R called me Wednesday morning and said that Stephen J. Cannell had been on the radio and was going to be at Alamo Draft House that evening. Would I like to go? I said yes. I was thinking, “Hey, I actually know that name. Wasn’t he writing for Adam 12?”
So, we went.
It was a long drive out there. It’s on the west side of Houston and we’re NE. And the traffic was strong, though not bumper to bumper. (That was going the other direction.) –The interesting thing about the trip was we didn’t get home till 11:30 pm.
We arrived, went in, sat down. You can eat there–thank goodness. We ordered Abita Root Beer on tap. It was very sweet, without the twist I expect from root beer. But still good. We ordered and ate potato skins. Bland. The salsa with them was a bit sweet, not spicy. Then we had pizza. R’s is much better. But it wasn’t bad.

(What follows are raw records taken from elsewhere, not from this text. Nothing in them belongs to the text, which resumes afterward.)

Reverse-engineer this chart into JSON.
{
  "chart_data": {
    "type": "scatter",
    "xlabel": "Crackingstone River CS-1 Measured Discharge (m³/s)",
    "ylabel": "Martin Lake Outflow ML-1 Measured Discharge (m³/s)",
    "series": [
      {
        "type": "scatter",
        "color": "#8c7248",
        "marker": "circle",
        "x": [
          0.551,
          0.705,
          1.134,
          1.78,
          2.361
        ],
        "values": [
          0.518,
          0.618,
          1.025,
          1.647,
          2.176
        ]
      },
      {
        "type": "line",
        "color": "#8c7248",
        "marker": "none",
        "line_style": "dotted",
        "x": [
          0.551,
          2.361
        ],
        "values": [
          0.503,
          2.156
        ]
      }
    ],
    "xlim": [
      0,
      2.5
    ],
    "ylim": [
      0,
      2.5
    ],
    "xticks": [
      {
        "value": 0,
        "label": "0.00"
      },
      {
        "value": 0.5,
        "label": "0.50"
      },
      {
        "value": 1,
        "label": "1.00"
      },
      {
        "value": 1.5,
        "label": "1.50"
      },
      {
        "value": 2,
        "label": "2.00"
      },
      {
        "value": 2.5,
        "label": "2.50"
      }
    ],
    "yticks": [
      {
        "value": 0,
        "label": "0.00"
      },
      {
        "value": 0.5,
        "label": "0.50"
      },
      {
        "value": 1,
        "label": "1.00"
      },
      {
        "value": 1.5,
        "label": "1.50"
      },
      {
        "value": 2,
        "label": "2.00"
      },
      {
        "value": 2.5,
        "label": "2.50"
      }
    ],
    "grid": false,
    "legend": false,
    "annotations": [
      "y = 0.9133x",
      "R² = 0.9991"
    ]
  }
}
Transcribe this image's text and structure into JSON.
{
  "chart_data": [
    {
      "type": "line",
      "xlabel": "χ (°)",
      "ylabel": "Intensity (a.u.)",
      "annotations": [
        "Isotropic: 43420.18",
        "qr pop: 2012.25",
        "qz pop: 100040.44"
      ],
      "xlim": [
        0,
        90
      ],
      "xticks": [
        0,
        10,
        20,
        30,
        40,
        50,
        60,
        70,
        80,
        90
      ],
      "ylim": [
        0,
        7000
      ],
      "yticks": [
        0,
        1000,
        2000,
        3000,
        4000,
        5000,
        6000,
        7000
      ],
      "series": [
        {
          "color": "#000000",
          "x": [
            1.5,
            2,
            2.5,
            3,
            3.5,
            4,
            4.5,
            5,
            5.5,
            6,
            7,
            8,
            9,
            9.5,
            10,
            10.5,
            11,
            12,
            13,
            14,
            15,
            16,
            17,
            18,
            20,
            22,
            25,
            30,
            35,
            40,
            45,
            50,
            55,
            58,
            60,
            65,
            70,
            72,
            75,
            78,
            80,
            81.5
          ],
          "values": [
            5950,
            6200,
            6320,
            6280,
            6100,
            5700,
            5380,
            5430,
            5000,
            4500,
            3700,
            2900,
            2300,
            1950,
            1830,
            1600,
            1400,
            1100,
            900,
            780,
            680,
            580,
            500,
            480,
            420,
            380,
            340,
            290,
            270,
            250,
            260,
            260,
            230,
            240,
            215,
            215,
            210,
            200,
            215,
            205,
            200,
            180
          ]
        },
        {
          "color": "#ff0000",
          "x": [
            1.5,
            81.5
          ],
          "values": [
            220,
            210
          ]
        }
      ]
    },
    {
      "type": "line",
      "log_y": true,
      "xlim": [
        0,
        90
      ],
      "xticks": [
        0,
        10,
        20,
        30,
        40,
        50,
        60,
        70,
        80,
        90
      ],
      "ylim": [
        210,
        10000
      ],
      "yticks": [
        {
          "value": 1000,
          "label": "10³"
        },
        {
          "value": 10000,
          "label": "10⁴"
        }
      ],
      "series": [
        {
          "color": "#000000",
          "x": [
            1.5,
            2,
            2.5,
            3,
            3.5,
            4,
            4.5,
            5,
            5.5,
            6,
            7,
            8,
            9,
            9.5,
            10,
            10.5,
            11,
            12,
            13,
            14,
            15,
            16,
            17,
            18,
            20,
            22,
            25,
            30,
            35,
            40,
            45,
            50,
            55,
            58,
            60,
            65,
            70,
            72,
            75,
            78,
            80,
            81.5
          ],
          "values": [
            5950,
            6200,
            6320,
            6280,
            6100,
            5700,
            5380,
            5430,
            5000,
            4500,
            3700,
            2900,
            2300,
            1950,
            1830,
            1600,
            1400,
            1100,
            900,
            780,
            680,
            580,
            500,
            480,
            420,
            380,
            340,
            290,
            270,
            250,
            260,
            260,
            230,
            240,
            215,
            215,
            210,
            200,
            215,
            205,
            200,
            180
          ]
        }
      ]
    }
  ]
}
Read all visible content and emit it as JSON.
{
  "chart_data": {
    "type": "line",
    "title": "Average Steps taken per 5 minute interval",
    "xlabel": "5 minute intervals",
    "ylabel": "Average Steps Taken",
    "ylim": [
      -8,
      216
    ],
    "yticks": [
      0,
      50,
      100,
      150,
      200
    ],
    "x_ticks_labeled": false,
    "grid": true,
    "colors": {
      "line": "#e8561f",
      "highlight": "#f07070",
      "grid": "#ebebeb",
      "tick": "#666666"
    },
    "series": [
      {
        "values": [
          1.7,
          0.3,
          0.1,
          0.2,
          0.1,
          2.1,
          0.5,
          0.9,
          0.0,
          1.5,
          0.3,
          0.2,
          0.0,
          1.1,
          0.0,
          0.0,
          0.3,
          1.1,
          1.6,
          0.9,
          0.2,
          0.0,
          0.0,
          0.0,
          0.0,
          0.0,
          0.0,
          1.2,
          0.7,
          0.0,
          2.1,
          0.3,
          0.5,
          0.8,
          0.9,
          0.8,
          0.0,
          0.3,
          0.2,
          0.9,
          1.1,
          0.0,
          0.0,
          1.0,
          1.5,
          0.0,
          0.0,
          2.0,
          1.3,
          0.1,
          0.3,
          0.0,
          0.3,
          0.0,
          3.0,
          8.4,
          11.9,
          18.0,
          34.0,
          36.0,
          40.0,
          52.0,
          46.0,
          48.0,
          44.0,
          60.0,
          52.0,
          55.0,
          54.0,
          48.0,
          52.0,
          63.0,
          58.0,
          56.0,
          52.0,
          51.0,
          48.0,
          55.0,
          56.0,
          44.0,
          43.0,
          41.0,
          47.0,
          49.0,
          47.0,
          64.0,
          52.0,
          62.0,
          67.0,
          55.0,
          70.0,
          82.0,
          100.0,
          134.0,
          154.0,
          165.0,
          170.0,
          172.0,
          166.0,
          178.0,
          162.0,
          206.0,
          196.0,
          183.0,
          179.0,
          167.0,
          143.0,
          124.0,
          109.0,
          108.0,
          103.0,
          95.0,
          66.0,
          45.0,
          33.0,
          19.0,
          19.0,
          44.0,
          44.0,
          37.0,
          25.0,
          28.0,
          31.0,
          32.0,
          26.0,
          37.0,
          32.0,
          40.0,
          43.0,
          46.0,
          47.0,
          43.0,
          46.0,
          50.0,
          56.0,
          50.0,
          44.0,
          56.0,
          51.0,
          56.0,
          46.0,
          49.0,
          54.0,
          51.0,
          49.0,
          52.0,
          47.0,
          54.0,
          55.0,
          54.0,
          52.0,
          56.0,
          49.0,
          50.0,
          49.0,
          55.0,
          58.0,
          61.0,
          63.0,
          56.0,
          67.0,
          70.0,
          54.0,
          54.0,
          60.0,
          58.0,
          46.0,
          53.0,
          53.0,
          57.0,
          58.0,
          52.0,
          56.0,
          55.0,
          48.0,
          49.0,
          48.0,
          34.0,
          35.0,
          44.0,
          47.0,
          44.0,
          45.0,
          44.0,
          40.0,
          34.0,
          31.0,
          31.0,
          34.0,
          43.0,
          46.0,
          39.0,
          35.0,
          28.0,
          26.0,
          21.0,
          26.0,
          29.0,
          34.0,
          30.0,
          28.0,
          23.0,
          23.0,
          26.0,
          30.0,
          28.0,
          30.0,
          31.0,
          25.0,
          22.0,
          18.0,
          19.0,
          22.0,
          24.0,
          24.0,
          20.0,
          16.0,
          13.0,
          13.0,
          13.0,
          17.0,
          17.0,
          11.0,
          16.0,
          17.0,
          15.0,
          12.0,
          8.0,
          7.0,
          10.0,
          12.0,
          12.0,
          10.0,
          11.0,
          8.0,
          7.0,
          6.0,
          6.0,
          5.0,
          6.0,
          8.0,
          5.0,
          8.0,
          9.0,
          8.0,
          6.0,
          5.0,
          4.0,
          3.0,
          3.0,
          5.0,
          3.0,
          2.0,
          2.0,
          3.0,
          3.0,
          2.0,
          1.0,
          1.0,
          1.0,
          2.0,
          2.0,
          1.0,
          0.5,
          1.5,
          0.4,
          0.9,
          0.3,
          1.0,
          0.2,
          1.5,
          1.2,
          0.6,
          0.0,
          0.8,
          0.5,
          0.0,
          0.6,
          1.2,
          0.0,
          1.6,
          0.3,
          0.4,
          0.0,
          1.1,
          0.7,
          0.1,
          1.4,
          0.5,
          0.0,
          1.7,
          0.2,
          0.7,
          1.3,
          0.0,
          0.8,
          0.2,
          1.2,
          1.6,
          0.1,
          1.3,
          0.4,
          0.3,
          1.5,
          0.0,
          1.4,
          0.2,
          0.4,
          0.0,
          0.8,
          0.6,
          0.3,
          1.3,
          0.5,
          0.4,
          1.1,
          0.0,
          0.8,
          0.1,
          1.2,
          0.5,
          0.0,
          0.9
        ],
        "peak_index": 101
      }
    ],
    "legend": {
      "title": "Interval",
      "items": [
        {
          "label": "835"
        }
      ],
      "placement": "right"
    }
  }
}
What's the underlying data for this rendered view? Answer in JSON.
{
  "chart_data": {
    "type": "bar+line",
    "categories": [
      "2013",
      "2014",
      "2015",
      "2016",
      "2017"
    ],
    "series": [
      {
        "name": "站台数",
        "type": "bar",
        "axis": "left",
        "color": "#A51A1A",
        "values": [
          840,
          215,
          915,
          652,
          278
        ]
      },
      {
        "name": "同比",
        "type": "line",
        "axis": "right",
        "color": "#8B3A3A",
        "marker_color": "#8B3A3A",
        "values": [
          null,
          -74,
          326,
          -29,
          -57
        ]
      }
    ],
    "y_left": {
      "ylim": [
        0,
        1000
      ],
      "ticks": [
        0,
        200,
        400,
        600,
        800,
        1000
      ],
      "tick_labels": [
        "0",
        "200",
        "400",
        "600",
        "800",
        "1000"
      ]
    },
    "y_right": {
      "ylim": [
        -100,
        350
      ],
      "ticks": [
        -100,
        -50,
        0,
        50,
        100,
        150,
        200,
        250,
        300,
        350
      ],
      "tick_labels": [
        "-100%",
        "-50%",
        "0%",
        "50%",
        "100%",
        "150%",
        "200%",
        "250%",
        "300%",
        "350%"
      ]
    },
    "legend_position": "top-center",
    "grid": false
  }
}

Eventually SJC began to speak.
He talked about making the A-Team. The big TV guy told him he wanted it to kind of be Dirty Dozen, Magnificent Seven, crazy guy chewing on feet, Mission: Impossible, and The Road Warrior. And the show is what SJC came up with. It was interesting.
He said that Great American Hero was a “super hero show.” And when they told him to do it, he said, “I’ll do it if I can have it be about the suit. The powers are in the suit.” So they said yes. And then, they left. The next powers that be were not as impressed with the idea of it being all about the suit. They wanted space aliens and monsters… He gave them that once. And, of course, the suit comes from a close encounter of the alien kind.
We watched a Great American Hero episode. Then we watched the A-Team pilot.
Then he answered questions. Someone asked him whether he always knew he would be a writer. He said that he has major learning disabilities, that he had failed three grades by the time he got out of high school…. But then he was at University of Oregon and he signed up for a Creative Writing class. He went to ask Ralph Salsbury, the teacher, about his grading policy, because SJC couldn’t spell worth a lick. The teacher said he wanted SJC to use all the words he knew, not just the ones he thought he could spell. (That night he used verisimilitude and excoriate.)
When he’d been in the class a while, he got a note: “Come see me during office hours.” SJC said he was used to teacher conferences, so he went with dread. Ralph Salsbury closed the door and said, “You are one of the best two students I’ve seen writing in the last 15 years of teaching. You have a God-given talent.”
He said he enjoyed writing novels, because he got to cover everything. But writing for TV was good too because he got to interact with lots of folks.
You pronounce his name “can-uhl” not “cuh-nell,” like I thought.
He wrote for or created and wrote some of my favorite shows:
The Commish
The A-Team
Murder She Wrote (You know, I can’t find a thing that says Cannell wrote on this, but the beginning scene in the typewriter is SJC’s from earlier shows, so he must have had some connection.)
Baa, Baa Black Sheep
Booker
Ironside
Hardcastle and McCormick
He also did The Rockford Files, which was my dad’s favorite show back when we got a TV in 1974.
SJC is now writing novels. He’s been writing one a year since 1996. They’re mysteries. They’re investigative police work.
I bought three copies of the first one, one for me and two for guys in Iraq. I should have just had him put his name on mine. He asked me about Bryan, where he was and when he’d be home. I don’t think I said that Donald was a Soldier. But one was for me, one for a Soldier, and one for a Marine.
And then I bought one hardback of his newest book.
At the end, R said it was strange to go to a theater for dinner and to watch TV.